Slow Scholarship Manifesto

The list is, perhaps, the most archaic and pervasive of genres
(Jonathan Z. Smith, Imagining Religion [1982], p. 44)


A Modest Proposal for Preventing Poor Scholars from Being a Burden to Their Relatives or Countries, and for Making Them Beneficial to the Academe:

  1. Be slow, go to your favourite library on foot.
  2. Exercise memory ― Learn by heart.
  3. Hold no learning in contempt, for all learning is good (aka “What you do not know, maybe Ofellus knows”).
  4. Keep record of all your readings.
  5. After finishing a book, always prepare a short abstract of it.
  6. Always read the entire chapter of a book in which a reference you are looking for occurs, then read at least the first and last chapters.
  7. Always skim the entire volume of a scholarly journal in which you are seeking an article, then read the tables of contents for the entire run of the journal.
  8. After locating a particular volume on the shelves, always skim five volumes to the left and to the right of it.
  9. Always trace citations in a footnote back to their original sources.
  10. Do not discuss an author unless you have read the total corpus of their work as available to you.
  11. Aspire to thick descriptions and perspicuous representations.
  12. Think about your scholarship in terms of poetics instead of productivity.
  13. Nulla dies sine linea, but there may well be weeks.
  14. Strive to publish only what you yourself would love to read, and think of the time you will contribute to taking away from better readings.
  15. It is not upon you to finish the work, but neither are you free to desist from it.

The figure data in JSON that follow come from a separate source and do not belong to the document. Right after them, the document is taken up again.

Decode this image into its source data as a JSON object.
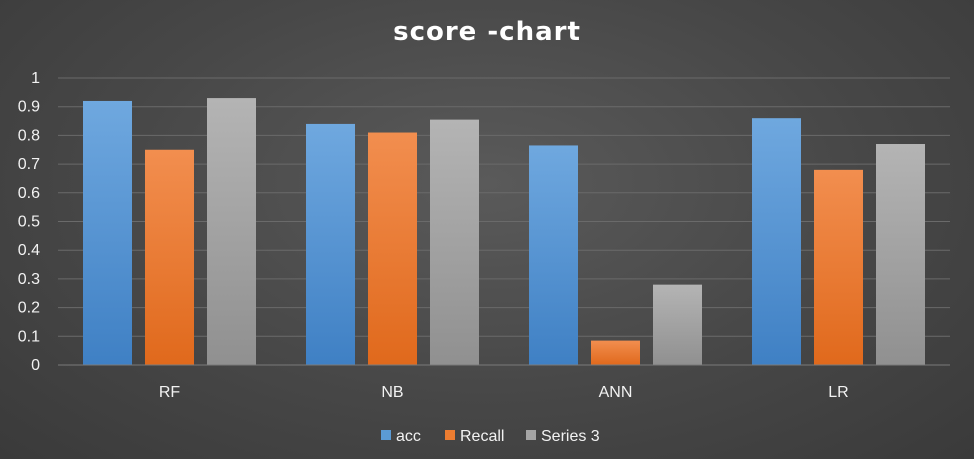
{
  "chart_data": {
    "type": "bar",
    "title": "score -chart",
    "categories": [
      "RF",
      "NB",
      "ANN",
      "LR"
    ],
    "series": [
      {
        "name": "acc",
        "values": [
          0.92,
          0.84,
          0.765,
          0.86
        ]
      },
      {
        "name": "Recall",
        "values": [
          0.75,
          0.81,
          0.085,
          0.68
        ]
      },
      {
        "name": "Series 3",
        "values": [
          0.93,
          0.855,
          0.28,
          0.77
        ]
      }
    ],
    "xlabel": "",
    "ylabel": "",
    "ylim": [
      0,
      1
    ],
    "yticks": [
      "0",
      "0.1",
      "0.2",
      "0.3",
      "0.4",
      "0.5",
      "0.6",
      "0.7",
      "0.8",
      "0.9",
      "1"
    ],
    "grid": true,
    "legend_position": "bottom",
    "colors": {
      "acc": "#5b9bd5",
      "Recall": "#ed7d31",
      "Series 3": "#a5a5a5",
      "gridline": "#6a6a6a",
      "text": "#f2f2f2",
      "title": "#ffffff"
    }
  }
}
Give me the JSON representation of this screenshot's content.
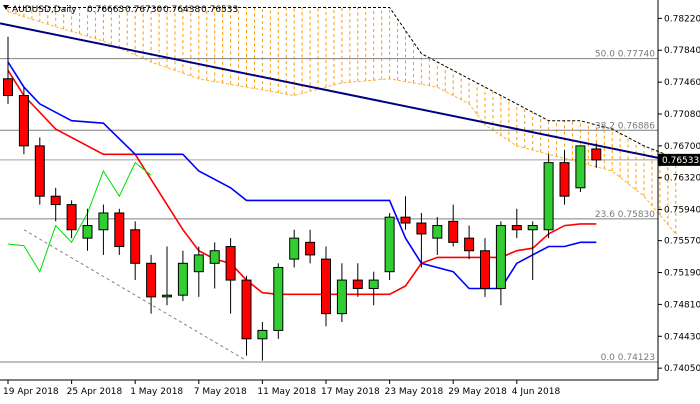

NOTE. Rule 1 is based on Werner Herzog’s remarkable dictum, “Tourism is sin, and travel on foot virtue” (from Minnesota Declaration: Truth and Fact in Documentary Cinema, Walker Art Center, Minneapolis – April 30, 1999). Rule 3 combines Hugh of Saint Victor, Didascalicon III, 13 (Engl. translation by J. Taylor, in The Didascalicon of Hugh of St. Victor: A Medieval Guide to the Arts [New York: Columbia University Press, 1961], 95), with Horace, Satires II, 2, 2. Rules 6–10 are taken from Jonathan Z. Smith, “When the Chips Are Down,” in Relating Religion: Essays in the Study of Religion (Chicago: The University of Chicago Press, 2007), 1–60 at 37, n. 27 (but cf. also J.L. Lowes, The Road to Xanadu: A Study in the Ways of the Imagination [New York: Houghton Mifflin, 1959; 1st edition 1927], 30–36). Rule 11 alludes, respectively, to Clifford Geertz, “Thick Description: Toward an Interpretive Theory of Culture,” in The Interpretation of Cultures: Selected Essays (New York: Basic Books, 1973), 3–30; and Ludwig Wittgenstein, Remarks on Frazer’s Golden Bough, ed. R. Rhees (Doncaster: Brynmill Press, 1979), 8e–9c. Rule 13 derives from Walter Benjamin, “Post No Bills: The Writer’s Technique in Thirteen Rules” (“Ankleben verboten! 13 Thesen über die Technik des Schriftstellers,” in Einbahnstrasse, 1928), Engl. transl. by E. Jephcott, in Reflections: Essays, Aphorisms, Autobiographical Writings (New York: Harcourt Brace Jovanovich, 1978), 84–86 at 85. Rule 15 is a sentence attributed to Rabbi Tarfon (m. ʾAbot 2, 16). Last updated: Sept. 14, 2022.